Code for modelling estimated deaths and cases for COVID19 from Report 13 published by MRC Centre for Global Infectious Disease Analysis, Imperial College London: Estimating the number of infections and the impact of nonpharmaceutical interventions on COVID-19 in 11 European countries
If you are looking for the individual based model used in Report 9, please look here
This is the release related to report 21, where we use mobility data to estimate situation in Brazil. All other code is still the same.
To run this code you can directly run the base-Brazil.r file or from command line after seting the current directory as the repository directory run the following command Rscript base-Brazil.r
The code shold be run in full mode to obtain any results. Not running full model to estimate anything is not recommended and discouraged. Only full run should be used to get results.
The instructions for European and Italy code are same as earlier (Look at version 3 and version 4). This release is specific to Brazil report
This is the release related to report 20, where we use mobility data to estimate situation in Italy. All other code is still the same.
To run this code you can directly source the base-italy.r file in rstudio inside the project or from command line after setting the current directory as the repository directory run the following command Rscript base-italy.r base-italy google interventions '~ -1 + residential + transit + averageMobility' '~ -1 + residential + transit + averageMobility'
The code for scenarios runs only in full mode not in short run or debug mode. Not running full model to estimate anything is not recommended and discouraged. Only full run should be used to get results.

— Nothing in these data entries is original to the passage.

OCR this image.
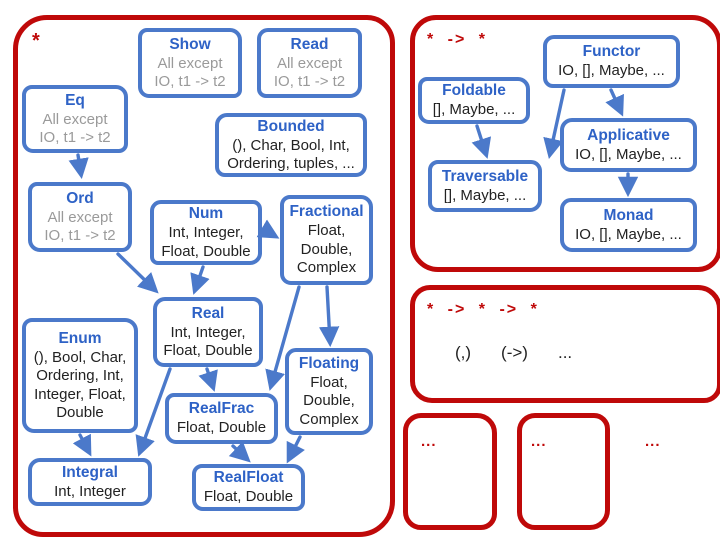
*	* -> *
* -> * -> *
...	...	...
(,) (->) ...
Show
All except
IO, t1 -> t2
Read
All except
IO, t1 -> t2
Eq
All except
IO, t1 -> t2
Bounded
(), Char, Bool, Int,
Ordering, tuples, ...
Ord
All except
IO, t1 -> t2
Num
Int, Integer,
Float, Double
Fractional
Float,
Double,
Complex
Real
Int, Integer,
Float, Double
Enum
(), Bool, Char,
Ordering, Int,
Integer, Float,
Double
Floating
Float,
Double,
Complex
RealFrac
Float, Double
Integral
Int, Integer
RealFloat
Float, Double
Functor
IO, [], Maybe, ...
Foldable
[], Maybe, ...
Applicative
IO, [], Maybe, ...
Traversable
[], Maybe, ...
Monad
IO, [], Maybe, ...
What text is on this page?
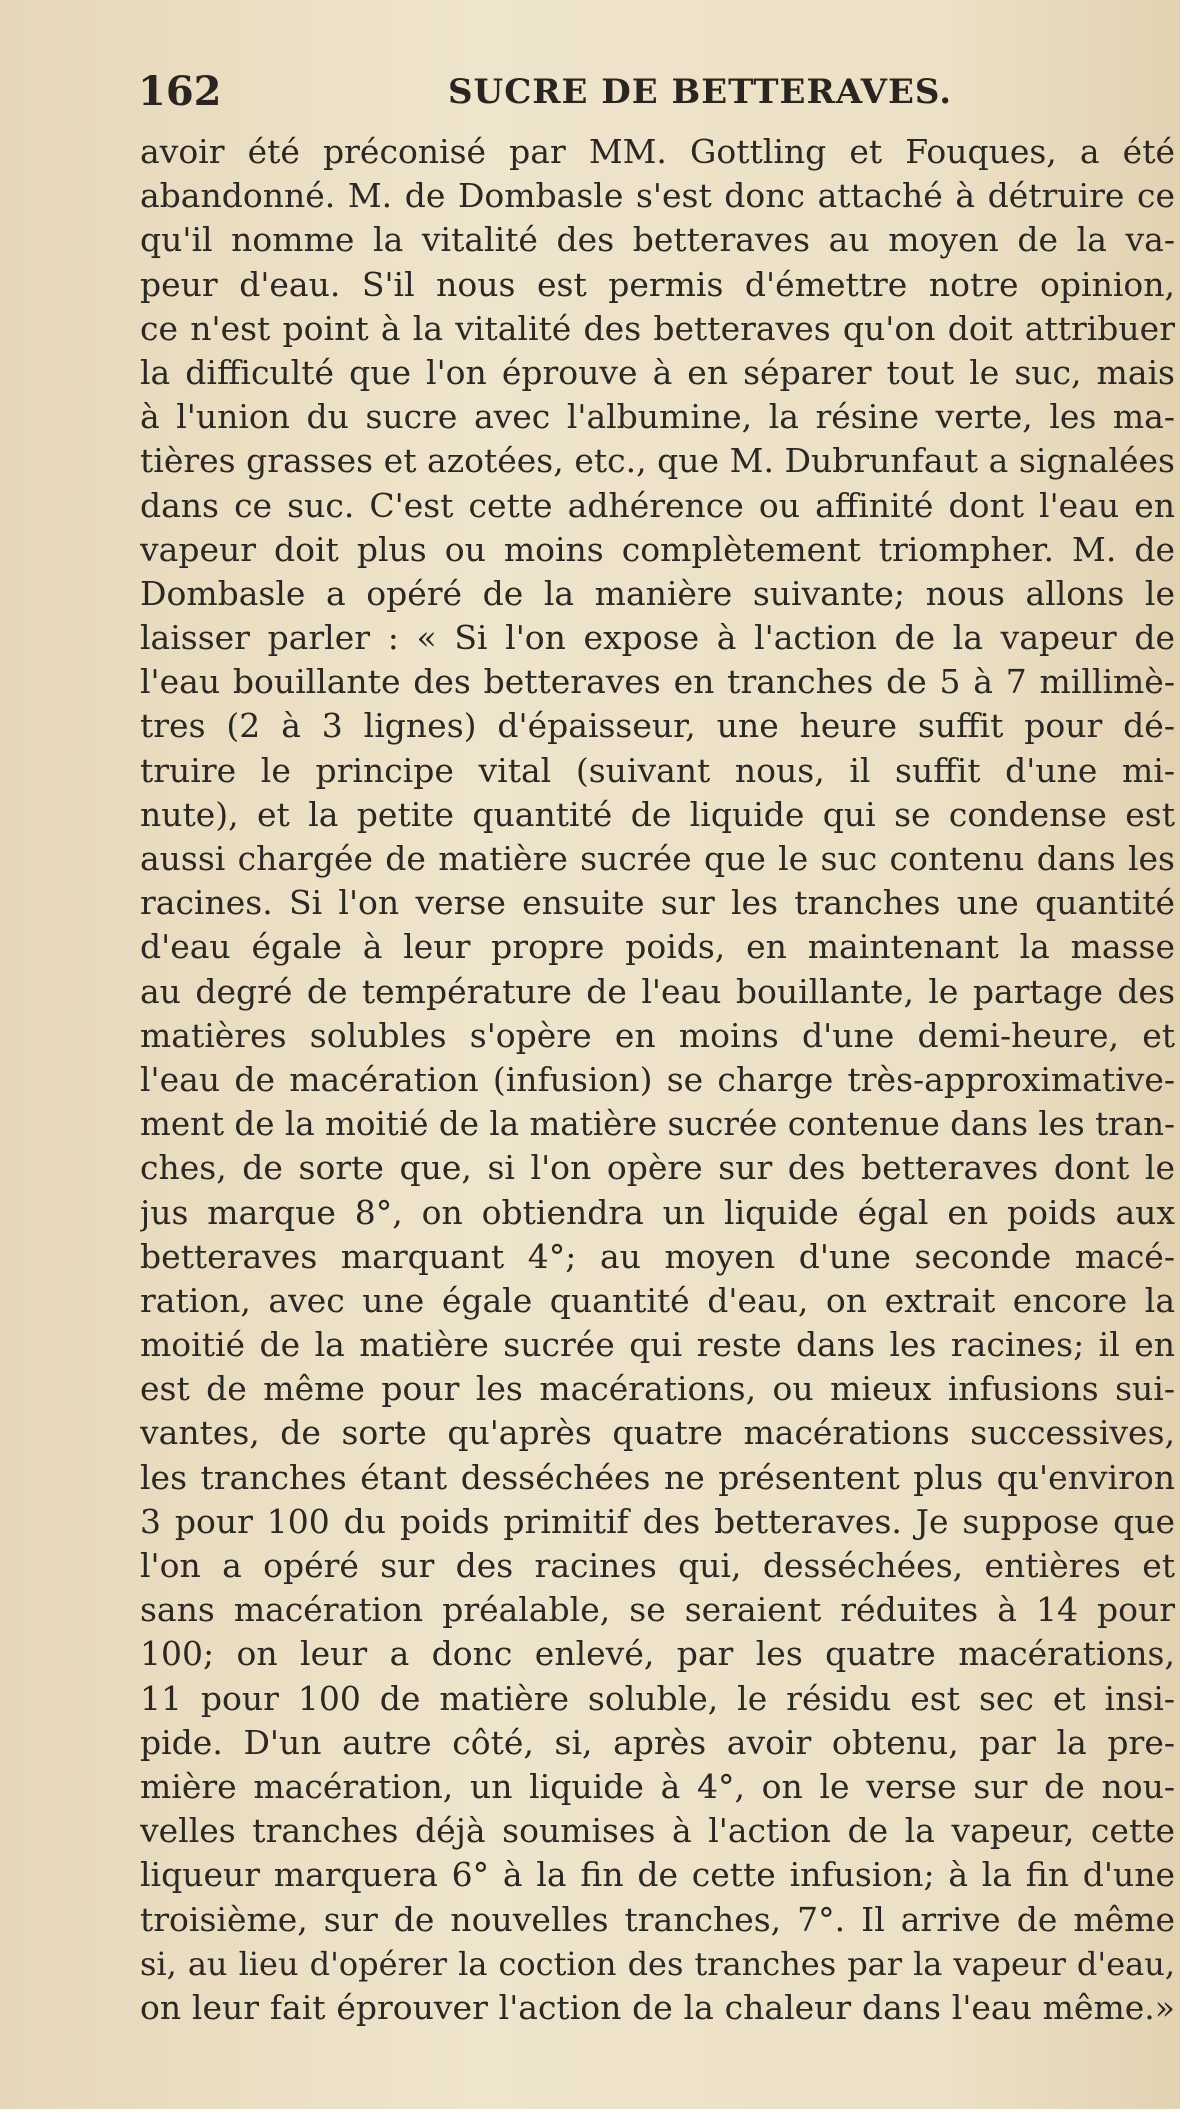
162	SUCRE DE BETTERAVES.
avoir été préconisé par MM. Gottling et Fouques, a été
abandonné. M. de Dombasle s'est donc attaché à détruire ce
qu'il nomme la vitalité des betteraves au moyen de la va-
peur d'eau. S'il nous est permis d'émettre notre opinion,
ce n'est point à la vitalité des betteraves qu'on doit attribuer
la difficulté que l'on éprouve à en séparer tout le suc, mais
à l'union du sucre avec l'albumine, la résine verte, les ma-
tières grasses et azotées, etc., que M. Dubrunfaut a signalées
dans ce suc. C'est cette adhérence ou affinité dont l'eau en
vapeur doit plus ou moins complètement triompher. M. de
Dombasle a opéré de la manière suivante; nous allons le
laisser parler : « Si l'on expose à l'action de la vapeur de
l'eau bouillante des betteraves en tranches de 5 à 7 millimè-
tres (2 à 3 lignes) d'épaisseur, une heure suffit pour dé-
truire le principe vital (suivant nous, il suffit d'une mi-
nute), et la petite quantité de liquide qui se condense est
aussi chargée de matière sucrée que le suc contenu dans les
racines. Si l'on verse ensuite sur les tranches une quantité
d'eau égale à leur propre poids, en maintenant la masse
au degré de température de l'eau bouillante, le partage des
matières solubles s'opère en moins d'une demi-heure, et
l'eau de macération (infusion) se charge très-approximative-
ment de la moitié de la matière sucrée contenue dans les tran-
ches, de sorte que, si l'on opère sur des betteraves dont le
jus marque 8°, on obtiendra un liquide égal en poids aux
betteraves marquant 4°; au moyen d'une seconde macé-
ration, avec une égale quantité d'eau, on extrait encore la
moitié de la matière sucrée qui reste dans les racines; il en
est de même pour les macérations, ou mieux infusions sui-
vantes, de sorte qu'après quatre macérations successives,
les tranches étant desséchées ne présentent plus qu'environ
3 pour 100 du poids primitif des betteraves. Je suppose que
l'on a opéré sur des racines qui, desséchées, entières et
sans macération préalable, se seraient réduites à 14 pour
100; on leur a donc enlevé, par les quatre macérations,
11 pour 100 de matière soluble, le résidu est sec et insi-
pide. D'un autre côté, si, après avoir obtenu, par la pre-
mière macération, un liquide à 4°, on le verse sur de nou-
velles tranches déjà soumises à l'action de la vapeur, cette
liqueur marquera 6° à la fin de cette infusion; à la fin d'une
troisième, sur de nouvelles tranches, 7°. Il arrive de même
si, au lieu d'opérer la coction des tranches par la vapeur d'eau,
on leur fait éprouver l'action de la chaleur dans l'eau même.»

The instructions for European code are below. This release is specific to Italy report
In this update, we first extended our model from version 2 to have 'partial-pooling' for lockdown across all countries. This means now we have a global effect of lockdown along with each country having its own different lockdown effect. We also made our code modular, stan code faster (with help from the community) and now we create CSV outputs too for usage.
You can directly get csv files here and new model description here
In this update we extend our original model to include (a) population saturation effects, (b) prior uncertainty on the infection fatality ratio and (c) a more balanced prior on intervention effects. We also (d) included another 3 countries (Greece, the Netherlands and Portugal). The updated technical detail is available here.
You can directly look at our results here
This repository has code for replication purposes. The bleeding edge code and advancements are done in a private repository. Ask report authors for any collaborations.
We welcome all potential collaborators and contributors from the wider community. Please see contributing for more details.
An environment.yml
file is provided and can be used to build a virtual
environment containing all model dependencies. Create the environment using:
conda env create -f environment.yml
Then activate the environment for use:
conda activate covid19model
A Docker image providing all model dependencies is available. See docker/README.md for details of running the model with Docker.
If you wish to install packages into your native R environment or with a system
package manager please see environment.yml
for a full list of dependencies.
There are two ways to run our code:-
- Open the rstudio project covid19model.Rproj file in rstudio and run/source base.r file
- To run from commandline please enter the cloned directory and type
Rscript base.r base
in terminal
Please note to not make you wait for long we have by default set run sampling to a short period. For proper estimates please run it in FULL mode either by setting the flag --full
or the environment variable FULL=TRUE
. This will run sampling for 4000 iterations with 2000 warmups and 4 chains. The run time for 14 countries using new faster code is around 50 mins/1hr for the version 3 code.
Three different run modes are supported:
- DEBUG which can either be enabled by setting the flag
--debug
when running the base.r file as such:Rscript base.r base --debug
or by setting the environment variableDEBUG
toTRUE
.
- DEFAULT which will run if neither full nor debug are set. Please note that for proper estimates FULL should always be set.
- FULL which must always be used if you want to obtain reliable results and can be enabled by setting the flag
--full
on the command line:Rscript base.r base --full
or by setting the environment variableFULL
toTRUE
.
- The results are stored in two folders results and figures.
- Results have the stored stan fits and data used for plotting
- Figures have the images with daily cases, daily death and Rt for all countries.